Q4 24/25 earnings summary

9 Jul, 2026

Executive summary

  • Announced a composite scheme of arrangement and amalgamation among GSPC Group companies, including demerger of the gas transmission business, to simplify structure, promote synergies, and unlock stakeholder value; regulatory approvals in progress, with completion expected by September-October 2025.

  • Achieved record CNG volumes of 3.22 mmscmd in Q4 FY25, up 12% year-over-year, with aggressive infrastructure expansion and 828 stations.

  • Operates in 27 geographical areas across six states and one union territory, with a pipeline network exceeding 42,600 km and over 2.26 million domestic customers.

  • Maintained AAA Stable/A1+ credit ratings and a debt-free balance sheet with cash reserves of ~₹1,600 crore as of March 2025.

  • Focused on ESG initiatives, including hydrogen blending, digitization, and significant reductions in coal and petrol combustion.

Financial highlights

  • FY25 revenue from operations: ₹17,394.94 crore (standalone), up from ₹16,400.72 crore YoY; consolidated: ₹17,393.26 crore.

  • FY25 EBITDA: ₹2,090 crore (up from ₹1,984 crore YoY); PAT: ₹1,146 crore (up from ₹1,143 crore YoY); Q4 FY25 revenue: ₹4,289 crore, EBITDA: ₹524 crore, PAT: ₹287 crore.

  • Earnings per share (EPS) for FY25: ₹18.68 (reported), Rs. 16.64 (standalone), and Rs. 16.68 (consolidated).

  • Board recommended a dividend of Rs. 5.82 per share (291% of face value), totaling Rs. 400.64 crore for FY25.

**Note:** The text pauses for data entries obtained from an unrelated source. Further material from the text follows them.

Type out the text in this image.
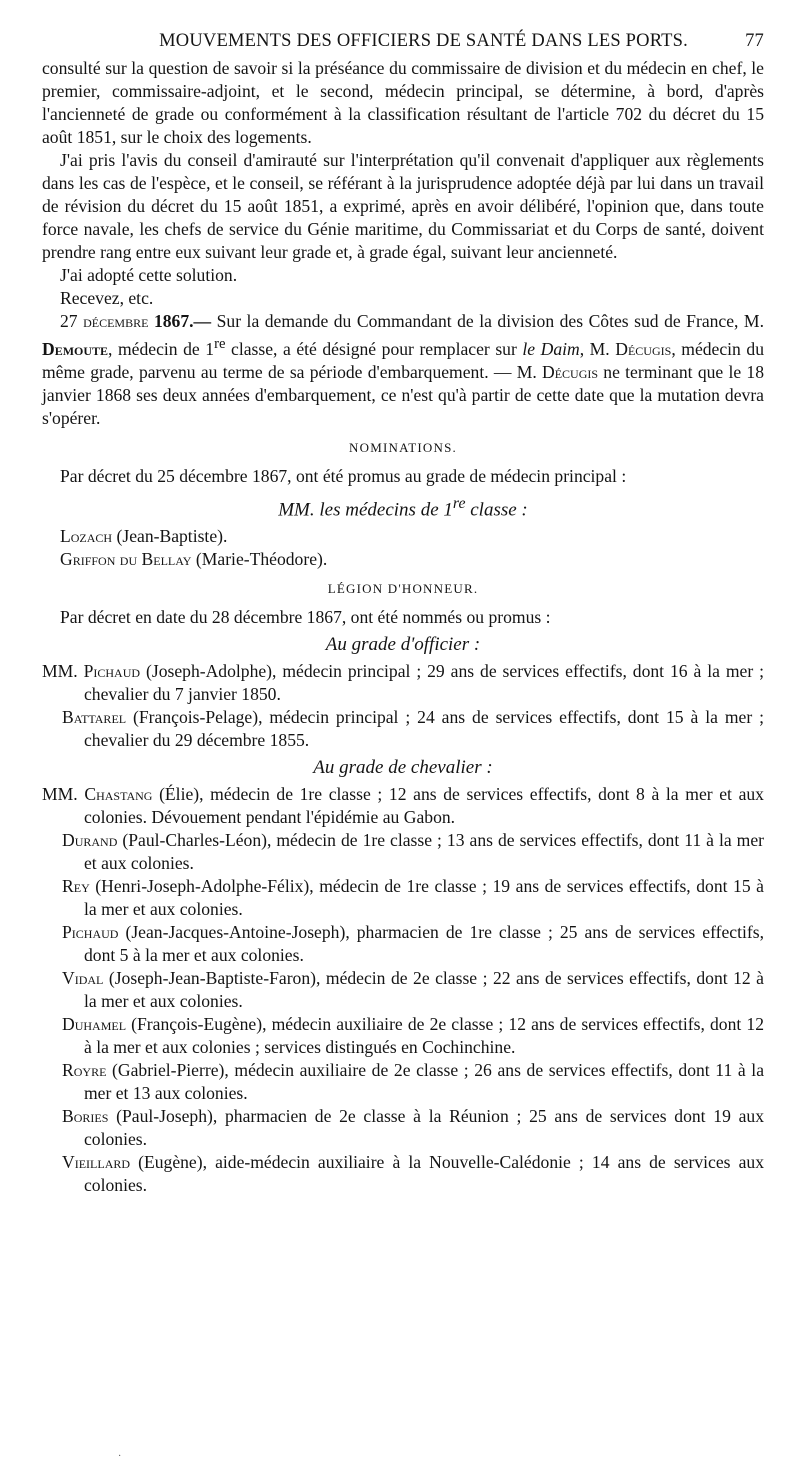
MOUVEMENTS DES OFFICIERS DE SANTÉ DANS LES PORTS.	77

consulté sur la question de savoir si la préséance du commissaire de division et du médecin en chef, le premier, commissaire-adjoint, et le second, médecin principal, se détermine, à bord, d'après l'ancienneté de grade ou conformément à la classification résultant de l'article 702 du décret du 15 août 1851, sur le choix des logements.

J'ai pris l'avis du conseil d'amirauté sur l'interprétation qu'il convenait d'appliquer aux règlements dans les cas de l'espèce, et le conseil, se référant à la jurisprudence adoptée déjà par lui dans un travail de révision du décret du 15 août 1851, a exprimé, après en avoir délibéré, l'opinion que, dans toute force navale, les chefs de service du Génie maritime, du Commissariat et du Corps de santé, doivent prendre rang entre eux suivant leur grade et, à grade égal, suivant leur ancienneté.

J'ai adopté cette solution.

Recevez, etc.

27 décembre 1867.— Sur la demande du Commandant de la division des Côtes sud de France, M. Demoute, médecin de 1re classe, a été désigné pour remplacer sur le Daim, M. Décugis, médecin du même grade, parvenu au terme de sa période d'embarquement. — M. Décugis ne terminant que le 18 janvier 1868 ses deux années d'embarquement, ce n'est qu'à partir de cette date que la mutation devra s'opérer.

NOMINATIONS.

Par décret du 25 décembre 1867, ont été promus au grade de médecin principal :

MM. les médecins de 1re classe :
Lozach (Jean-Baptiste).
Griffon du Bellay (Marie-Théodore).
LÉGION D'HONNEUR.

Par décret en date du 28 décembre 1867, ont été nommés ou promus :

Au grade d'officier :
MM. Pichaud (Joseph-Adolphe), médecin principal ; 29 ans de services effectifs, dont 16 à la mer ; chevalier du 7 janvier 1850.
Battarel (François-Pelage), médecin principal ; 24 ans de services effectifs, dont 15 à la mer ; chevalier du 29 décembre 1855.
Au grade de chevalier :
MM. Chastang (Élie), médecin de 1re classe ; 12 ans de services effectifs, dont 8 à la mer et aux colonies. Dévouement pendant l'épidémie au Gabon.
Durand (Paul-Charles-Léon), médecin de 1re classe ; 13 ans de services effectifs, dont 11 à la mer et aux colonies.
Rey (Henri-Joseph-Adolphe-Félix), médecin de 1re classe ; 19 ans de services effectifs, dont 15 à la mer et aux colonies.
Pichaud (Jean-Jacques-Antoine-Joseph), pharmacien de 1re classe ; 25 ans de services effectifs, dont 5 à la mer et aux colonies.
Vidal (Joseph-Jean-Baptiste-Faron), médecin de 2e classe ; 22 ans de services effectifs, dont 12 à la mer et aux colonies.
Duhamel (François-Eugène), médecin auxiliaire de 2e classe ; 12 ans de services effectifs, dont 12 à la mer et aux colonies ; services distingués en Cochinchine.
Royre (Gabriel-Pierre), médecin auxiliaire de 2e classe ; 26 ans de services effectifs, dont 11 à la mer et 13 aux colonies.
Bories (Paul-Joseph), pharmacien de 2e classe à la Réunion ; 25 ans de services dont 19 aux colonies.
Vieillard (Eugène), aide-médecin auxiliaire à la Nouvelle-Calédonie ; 14 ans de services aux colonies.
·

  • FY25 CapEx: ₹1,634 crore; guidance for FY26: ~₹1,000 crore, focused on infrastructure expansion.

Outlook and guidance

  • Maintains EBITDA margin guidance of 4.5-5.5 per SCM for FY26, citing cyclical changes and market volatility.

  • CNG volume growth guidance at 12% for FY26, with continued double-digit growth expected and expansion via FDODO model.

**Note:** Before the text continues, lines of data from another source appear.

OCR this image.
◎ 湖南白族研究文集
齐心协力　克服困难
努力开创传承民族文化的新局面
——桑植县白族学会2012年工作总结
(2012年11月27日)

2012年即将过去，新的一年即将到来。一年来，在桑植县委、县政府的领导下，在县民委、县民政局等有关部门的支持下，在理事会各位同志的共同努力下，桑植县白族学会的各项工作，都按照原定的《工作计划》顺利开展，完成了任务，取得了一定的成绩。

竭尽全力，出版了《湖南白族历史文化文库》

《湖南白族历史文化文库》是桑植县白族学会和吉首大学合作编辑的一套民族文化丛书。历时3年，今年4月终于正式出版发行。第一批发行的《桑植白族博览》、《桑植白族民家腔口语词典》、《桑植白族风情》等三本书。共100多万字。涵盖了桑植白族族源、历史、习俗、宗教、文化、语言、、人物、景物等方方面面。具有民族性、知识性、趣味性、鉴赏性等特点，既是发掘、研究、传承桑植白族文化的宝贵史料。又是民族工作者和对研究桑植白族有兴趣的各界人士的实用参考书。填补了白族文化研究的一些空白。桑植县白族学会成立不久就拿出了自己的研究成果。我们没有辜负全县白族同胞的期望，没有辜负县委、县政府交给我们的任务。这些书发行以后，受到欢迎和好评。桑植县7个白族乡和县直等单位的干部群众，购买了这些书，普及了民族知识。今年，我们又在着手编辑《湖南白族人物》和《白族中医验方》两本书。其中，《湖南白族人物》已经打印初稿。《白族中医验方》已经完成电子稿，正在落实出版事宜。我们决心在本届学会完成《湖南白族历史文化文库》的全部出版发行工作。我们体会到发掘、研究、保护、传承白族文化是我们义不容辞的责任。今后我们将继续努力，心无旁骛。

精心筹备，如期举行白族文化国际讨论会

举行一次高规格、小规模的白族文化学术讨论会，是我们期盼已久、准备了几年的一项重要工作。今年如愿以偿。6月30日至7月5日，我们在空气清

  • No major uptick expected in Morbi industrial volumes in the near term; volumes stable at 2.6-2.7 MMS CMD.

  • Board recommended a dividend of Rs. 5.82 per share, aggregating to Rs. 400.64 crore for FY25.

  • Composite scheme of amalgamation and arrangement involving multiple group companies was approved, subject to regulatory approvals.